Monthly Archives: November 2012
Performance tuning translatewiki.net
One of the biggest advantage of desktop translation tools is that they don’t have delays rendering the interface – at least not in such a scale as websites have. In translatewiki.net it is crucial that our pages load very fast. In certain places we can and do use intelligent preloading to remove the delays, in other places we have to employ complex caching algorithms to reach that target. I am regularly monitoring the automatically collected profiling information to avoid regressions and to pick low-hanging fruit from time to time.
In the last sprint my main task was to convert the way we handle the translation of MediaWiki extensions in translatewiki.net to use the same processes and interfaces as pretty much everything else.
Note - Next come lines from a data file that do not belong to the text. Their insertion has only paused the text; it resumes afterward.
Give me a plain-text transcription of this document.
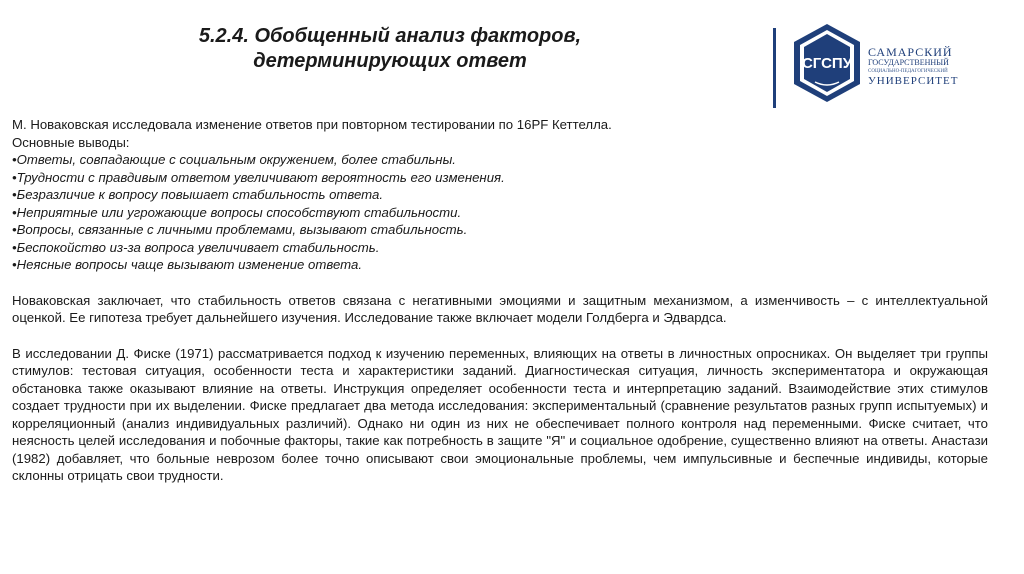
5.2.4. Обобщенный анализ факторов,
детерминирующих ответ	СГСПУ
САМАРСКИЙ
ГОСУДАРСТВЕННЫЙ
СОЦИАЛЬНО-ПЕДАГОГИЧЕСКИЙ
УНИВЕРСИТЕТ

М. Новаковская исследовала изменение ответов при повторном тестировании по 16PF Кеттелла.

Основные выводы:

•Ответы, совпадающие с социальным окружением, более стабильны.
•Трудности с правдивым ответом увеличивают вероятность его изменения.
•Безразличие к вопросу повышает стабильность ответа.
•Неприятные или угрожающие вопросы способствуют стабильности.
•Вопросы, связанные с личными проблемами, вызывают стабильность.
•Беспокойство из-за вопроса увеличивает стабильность.
•Неясные вопросы чаще вызывают изменение ответа.

Новаковская заключает, что стабильность ответов связана с негативными эмоциями и защитным механизмом, а изменчивость – с интеллектуальной оценкой. Ее гипотеза требует дальнейшего изучения. Исследование также включает модели Голдберга и Эдвардса.

В исследовании Д. Фиске (1971) рассматривается подход к изучению переменных, влияющих на ответы в личностных опросниках. Он выделяет три группы стимулов: тестовая ситуация, особенности теста и характеристики заданий. Диагностическая ситуация, личность экспериментатора и окружающая обстановка также оказывают влияние на ответы. Инструкция определяет особенности теста и интерпретацию заданий. Взаимодействие этих стимулов создает трудности при их выделении. Фиске предлагает два метода исследования: экспериментальный (сравнение результатов разных групп испытуемых) и корреляционный (анализ индивидуальных различий). Однако ни один из них не обеспечивает полного контроля над переменными. Фиске считает, что неясность целей исследования и побочные факторы, такие как потребность в защите "Я" и социальное одобрение, существенно влияют на ответы. Анастази (1982) добавляет, что больные неврозом более точно описывают свои эмоциональные проблемы, чем импульсивные и беспечные индивиды, которые склонны отрицать свои трудности.
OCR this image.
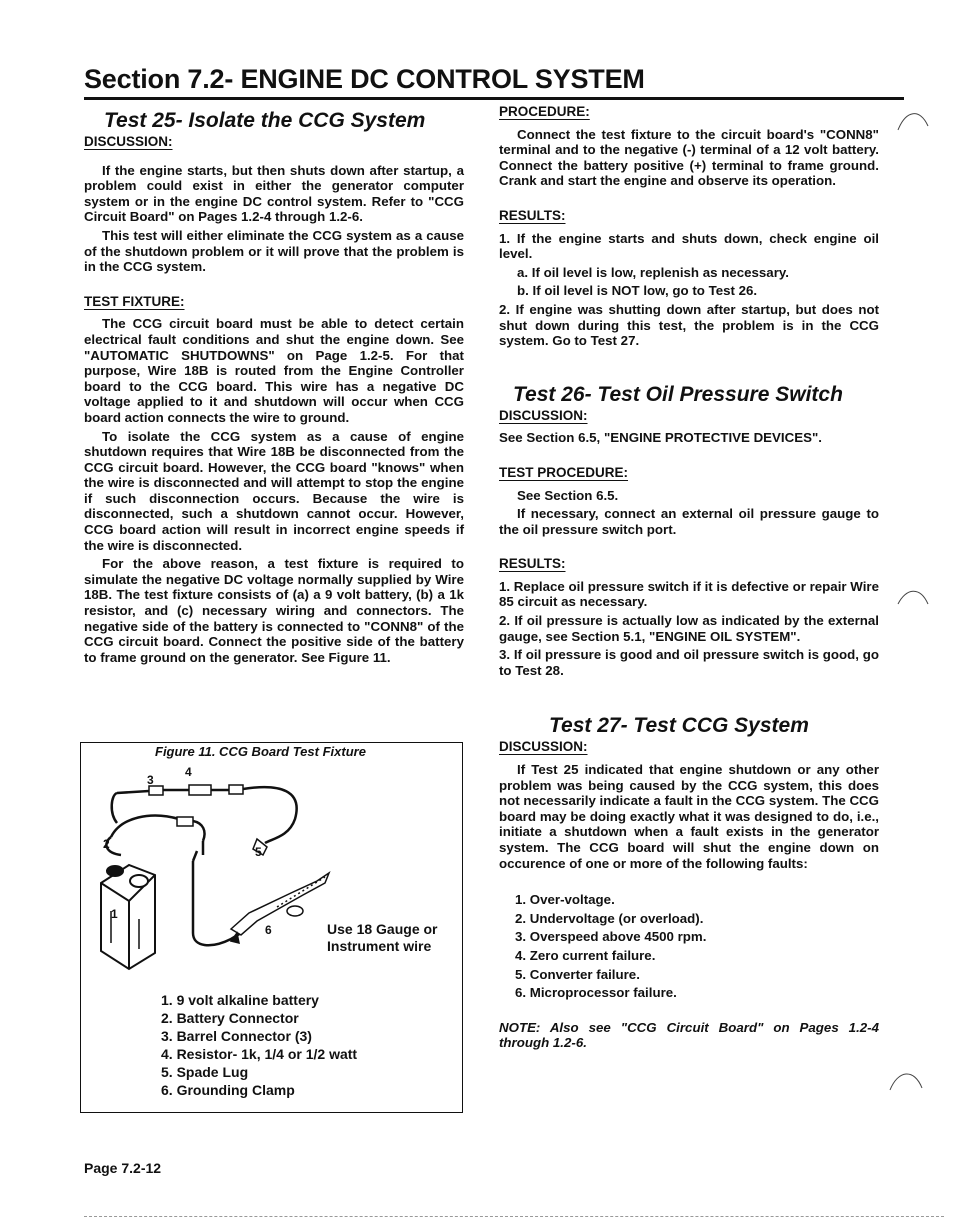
Section 7.2- ENGINE DC CONTROL SYSTEM
Test 25- Isolate the CCG System
DISCUSSION:

If the engine starts, but then shuts down after startup, a problem could exist in either the generator computer system or in the engine DC control system. Refer to "CCG Circuit Board" on Pages 1.2-4 through 1.2-6.

This test will either eliminate the CCG system as a cause of the shutdown problem or it will prove that the problem is in the CCG system.

TEST FIXTURE:

The CCG circuit board must be able to detect certain electrical fault conditions and shut the engine down. See "AUTOMATIC SHUTDOWNS" on Page 1.2-5. For that purpose, Wire 18B is routed from the Engine Controller board to the CCG board. This wire has a negative DC voltage applied to it and shutdown will occur when CCG board action connects the wire to ground.

To isolate the CCG system as a cause of engine shutdown requires that Wire 18B be disconnected from the CCG circuit board. However, the CCG board "knows" when the wire is disconnected and will attempt to stop the engine if such disconnection occurs. Because the wire is disconnected, such a shutdown cannot occur. However, CCG board action will result in incorrect engine speeds if the wire is disconnected.

For the above reason, a test fixture is required to simulate the negative DC voltage normally supplied by Wire 18B. The test fixture consists of (a) a 9 volt battery, (b) a 1k resistor, and (c) necessary wiring and connectors. The negative side of the battery is connected to "CONN8" of the CCG circuit board. Connect the positive side of the battery to frame ground on the generator. See Figure 11.

Figure 11. CCG Board Test Fixture
3
4
2
5
1
6	Use 18 Gauge or Instrument wire
1. 9 volt alkaline battery
2. Battery Connector
3. Barrel Connector (3)
4. Resistor- 1k, 1/4 or 1/2 watt
5. Spade Lug
6. Grounding Clamp
PROCEDURE:

Connect the test fixture to the circuit board's "CONN8" terminal and to the negative (-) terminal of a 12 volt battery. Connect the battery positive (+) terminal to frame ground. Crank and start the engine and observe its operation.

RESULTS:

1. If the engine starts and shuts down, check engine oil level.

a. If oil level is low, replenish as necessary.

b. If oil level is NOT low, go to Test 26.

2. If engine was shutting down after startup, but does not shut down during this test, the problem is in the CCG system. Go to Test 27.

Test 26- Test Oil Pressure Switch
DISCUSSION:

See Section 6.5, "ENGINE PROTECTIVE DEVICES".

TEST PROCEDURE:

See Section 6.5.

If necessary, connect an external oil pressure gauge to the oil pressure switch port.

RESULTS:

1. Replace oil pressure switch if it is defective or repair Wire 85 circuit as necessary.

2. If oil pressure is actually low as indicated by the external gauge, see Section 5.1, "ENGINE OIL SYSTEM".

3. If oil pressure is good and oil pressure switch is good, go to Test 28.

Test 27- Test CCG System
DISCUSSION:

If Test 25 indicated that engine shutdown or any other problem was being caused by the CCG system, this does not necessarily indicate a fault in the CCG system. The CCG board may be doing exactly what it was designed to do, i.e., initiate a shutdown when a fault exists in the generator system. The CCG board will shut the engine down on occurence of one or more of the following faults:

1. Over-voltage.
2. Undervoltage (or overload).
3. Overspeed above 4500 rpm.
4. Zero current failure.
5. Converter failure.
6. Microprocessor failure.

NOTE: Also see "CCG Circuit Board" on Pages 1.2-4 through 1.2-6.

Page 7.2-12
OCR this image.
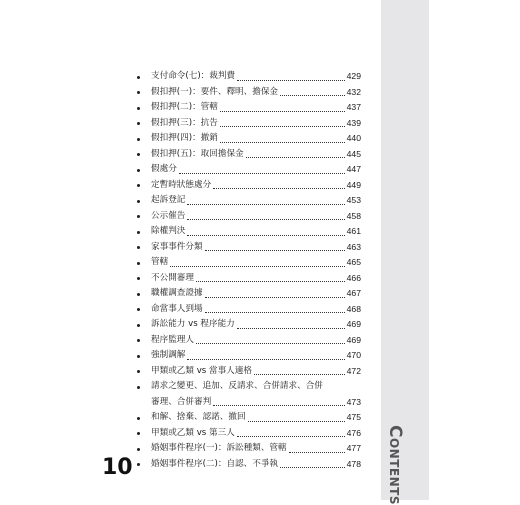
Contents
支付命令(七)：裁判費	429
假扣押(一)：要件、釋明、擔保金	432
假扣押(二)：管轄	437
假扣押(三)：抗告	439
假扣押(四)：撤銷	440
假扣押(五)：取回擔保金	445
假處分	447
定暫時狀態處分	449
起訴登記	453
公示催告	458
除權判決	461
家事事件分類	463
管轄	465
不公開審理	466
職權調查證據	467
命當事人到場	468
訴訟能力 vs 程序能力	469
程序監理人	469
強制調解	470
甲類或乙類 vs 當事人適格	472
請求之變更、追加、反請求、合併請求、合併
審理、合併審判	473
和解、捨棄、認諾、撤回	475
甲類或乙類 vs 第三人	476
婚姻事件程序(一)：訴訟種類、管轄	477
婚姻事件程序(二)：自認、不爭執	478
10
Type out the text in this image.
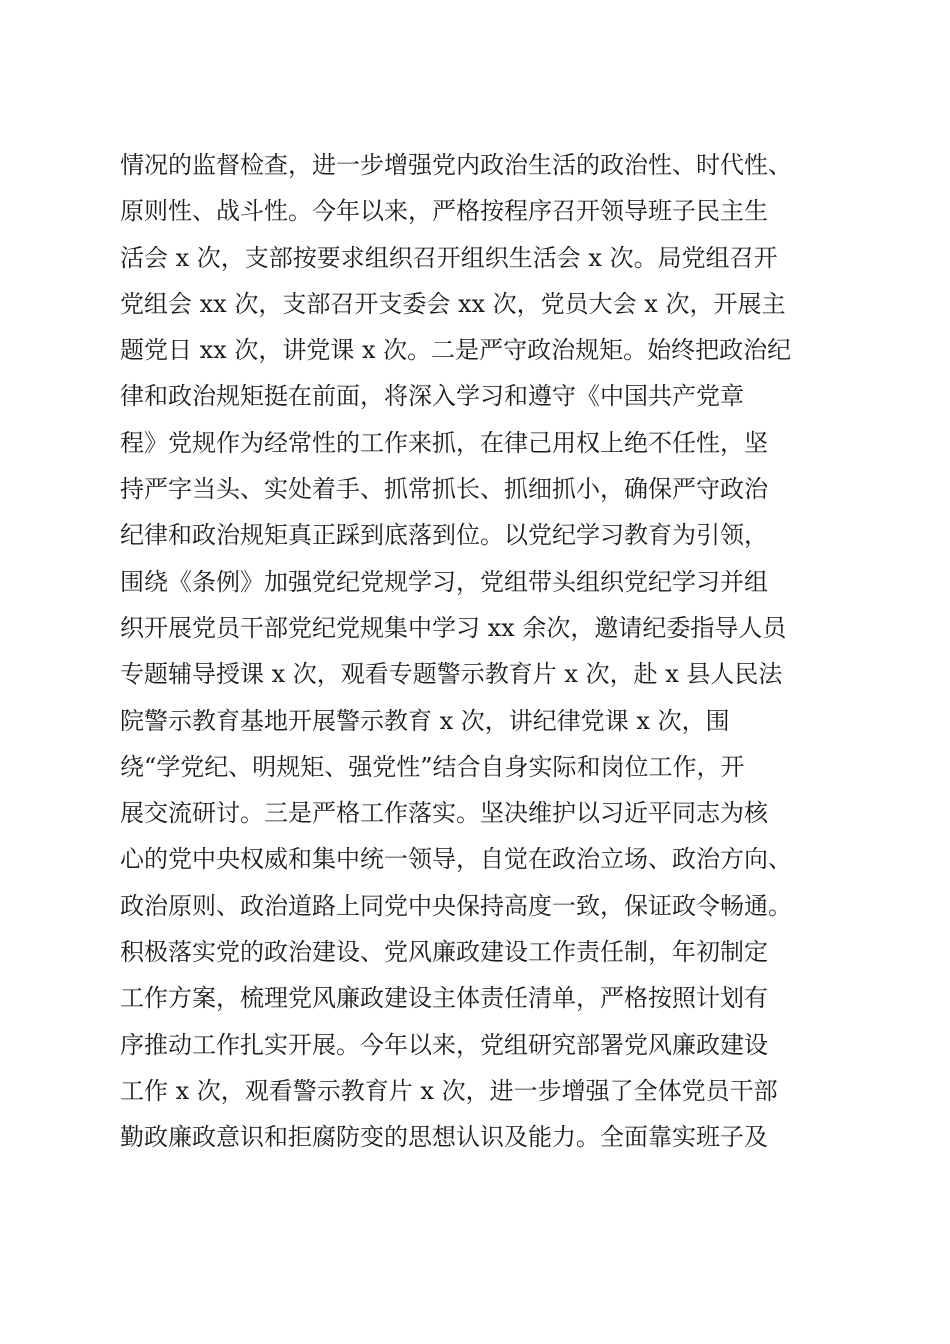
情况的监督检查，进一步增强党内政治生活的政治性、时代性、
原则性、战斗性。今年以来，严格按程序召开领导班子民主生
活会 x 次，支部按要求组织召开组织生活会 x 次。局党组召开
党组会 xx 次，支部召开支委会 xx 次，党员大会 x 次，开展主
题党日 xx 次，讲党课 x 次。二是严守政治规矩。始终把政治纪
律和政治规矩挺在前面，将深入学习和遵守《中国共产党章
程》党规作为经常性的工作来抓，在律己用权上绝不任性，坚
持严字当头、实处着手、抓常抓长、抓细抓小，确保严守政治
纪律和政治规矩真正踩到底落到位。以党纪学习教育为引领，
围绕《条例》加强党纪党规学习，党组带头组织党纪学习并组
织开展党员干部党纪党规集中学习 xx 余次，邀请纪委指导人员
专题辅导授课 x 次，观看专题警示教育片 x 次，赴 x 县人民法
院警示教育基地开展警示教育 x 次，讲纪律党课 x 次，围
绕“学党纪、明规矩、强党性”结合自身实际和岗位工作，开
展交流研讨。三是严格工作落实。坚决维护以习近平同志为核
心的党中央权威和集中统一领导，自觉在政治立场、政治方向、
政治原则、政治道路上同党中央保持高度一致，保证政令畅通。
积极落实党的政治建设、党风廉政建设工作责任制，年初制定
工作方案，梳理党风廉政建设主体责任清单，严格按照计划有
序推动工作扎实开展。今年以来，党组研究部署党风廉政建设
工作 x 次，观看警示教育片 x 次，进一步增强了全体党员干部
勤政廉政意识和拒腐防变的思想认识及能力。全面靠实班子及
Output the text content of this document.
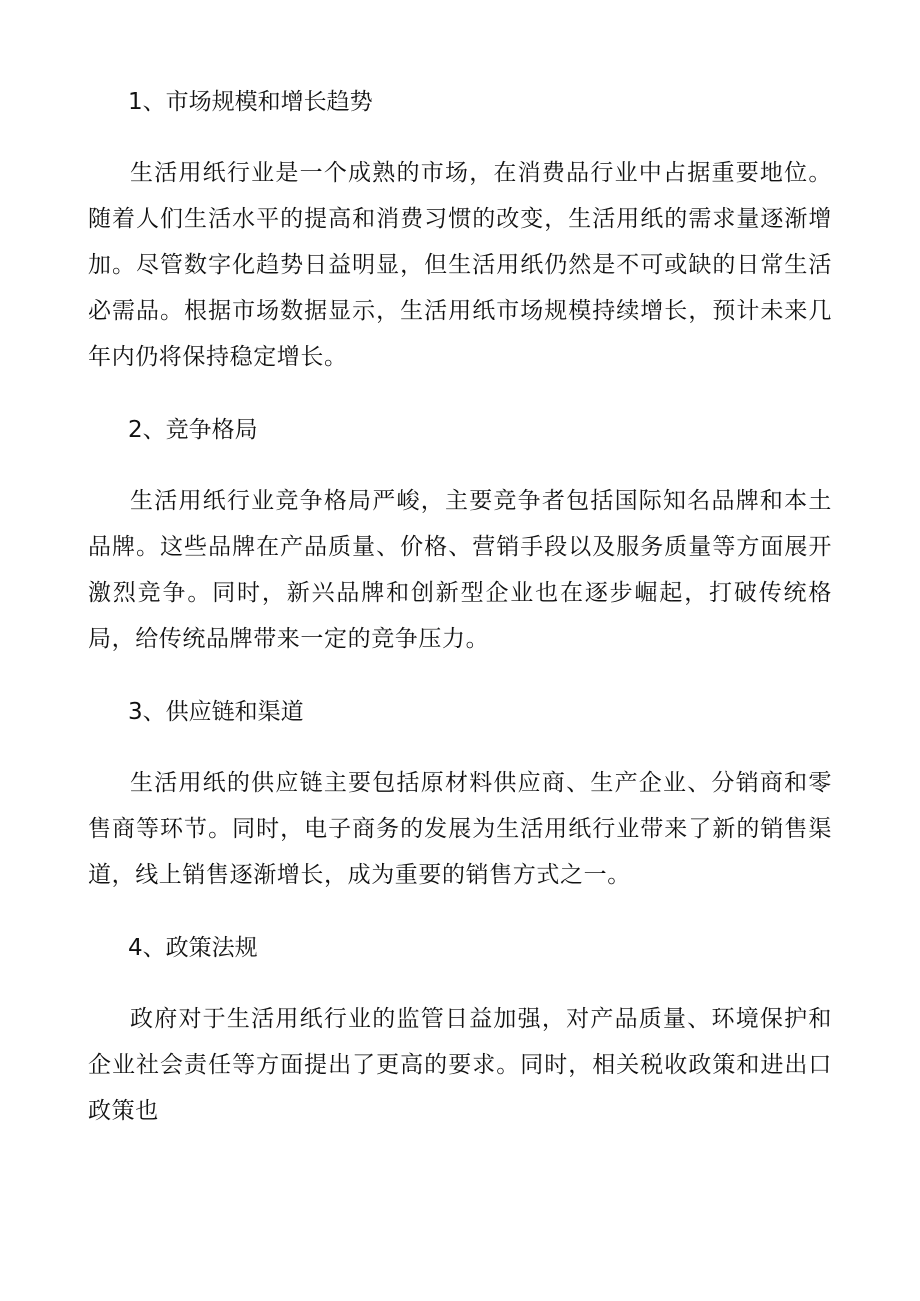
1、市场规模和增长趋势

生活用纸行业是一个成熟的市场，在消费品行业中占据重要地位。随着人们生活水平的提高和消费习惯的改变，生活用纸的需求量逐渐增加。尽管数字化趋势日益明显，但生活用纸仍然是不可或缺的日常生活必需品。根据市场数据显示，生活用纸市场规模持续增长，预计未来几年内仍将保持稳定增长。

2、竞争格局

生活用纸行业竞争格局严峻，主要竞争者包括国际知名品牌和本土品牌。这些品牌在产品质量、价格、营销手段以及服务质量等方面展开激烈竞争。同时，新兴品牌和创新型企业也在逐步崛起，打破传统格局，给传统品牌带来一定的竞争压力。

3、供应链和渠道

生活用纸的供应链主要包括原材料供应商、生产企业、分销商和零售商等环节。同时，电子商务的发展为生活用纸行业带来了新的销售渠道，线上销售逐渐增长，成为重要的销售方式之一。

4、政策法规

政府对于生活用纸行业的监管日益加强，对产品质量、环境保护和企业社会责任等方面提出了更高的要求。同时，相关税收政策和进出口政策也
MediaWiki and MediaWiki extensions were the first things supported in translatewiki.net and now they are among the last things to get modernized to take advantage of better interfaces built on the years of experience supporting various kinds of products.
The only user visible change is improved performance. The new interfaces are more efficient and enable more optimizations, which allows us to deliver faster page views and scale to more messages. It will also simplify the work of translatewiki.net staff, as they don’t need to follow two different processes, especially after we update also MediaWiki translation code.
Perfection is achieved, not when there is nothing more to add, but when there is nothing left to take away.
As a developer I’m proud that the new code is unit tested. The culmination, however, was a change which removed hundreds of lines of old code: in fact, the above quote applies to software development too.
For those interested in details, the biggest performance boosts were achieved by avoiding the need to parse the translation files in many places – the list of message keys and their values are stored in intermediate cache files in CDB format. In addition there were many smaller performance optimizations, like not using some MediaWiki method to construct a link element, which consumed 20 kilobytes of memory for each link. When there are thousands of links, it adds up and is excessive for just making some hundred bytes of output. I switched it to a more low level method (memory usage: from 175 to 12 MB).
At the time of writing I still have some more fixes pending further testing and cleanup. For example, to access any message group, those all have to be loaded. They are cached as serialized PHP objects, but loading them takes 20 milliseconds and 10 megabytes of memory. I’m working on making it possible to load cached message groups individually.
The website anyone can translate
Translatewiki.net has started using Puppet. Puppet is a tool designed to manage the configuration of servers. Like Wikimedia’s, our configuration is public and stored in the translatewiki.net git repository, where anyone can submit patches. I don’t expect a flood of them coming in anytime soon, my motivations for this were different. If you remember, some months back I had to learn some Puppet to write the Solr configuration for Wikimedia deployment. Now I wanted to learn more and gather more experience on using Puppet. It will also greatly help if we ever need to reinstall the translatewiki.net server from scratch (which is quite likely to happen soon). As a bonus it gives transparency and something I can refer people to when they ask how some particular thing is done in translatewiki.net. As time permits, I will be moving more configuration to Puppet.
Mitä isot edellä, sitä pienet perässä. (Internet suggest the closest translation is Monkey see, monkey do.)
I also added the translatewiki.net repository to Ohloh. If you use translatewiki.net as localisation platform, feel free to add it to your stacks by clicking “I use this”, or to embed its widgets in your website. Ohloh also gives some cool stats:
In a Nutshell, translatewiki.net…
- …has had 739 commits made by 20 contributors representing 3,288 lines of code
- …has a young, but established codebase maintained by a large development team with stable year-over-year commits
Together with the introduction of Puppet, I also switched the webserver of translatewiki.net from lighttpd to nginx. The biggest reason for this is that https was broken for Google Chrome users, but in general nginx feels faster and more robust and the way PHP is used with it is much simpler (php-fpm instead of spawn-cgi). The Wikimedia operations team is supposedly going to test nginx soon, so we will see whether the tide also goes that way.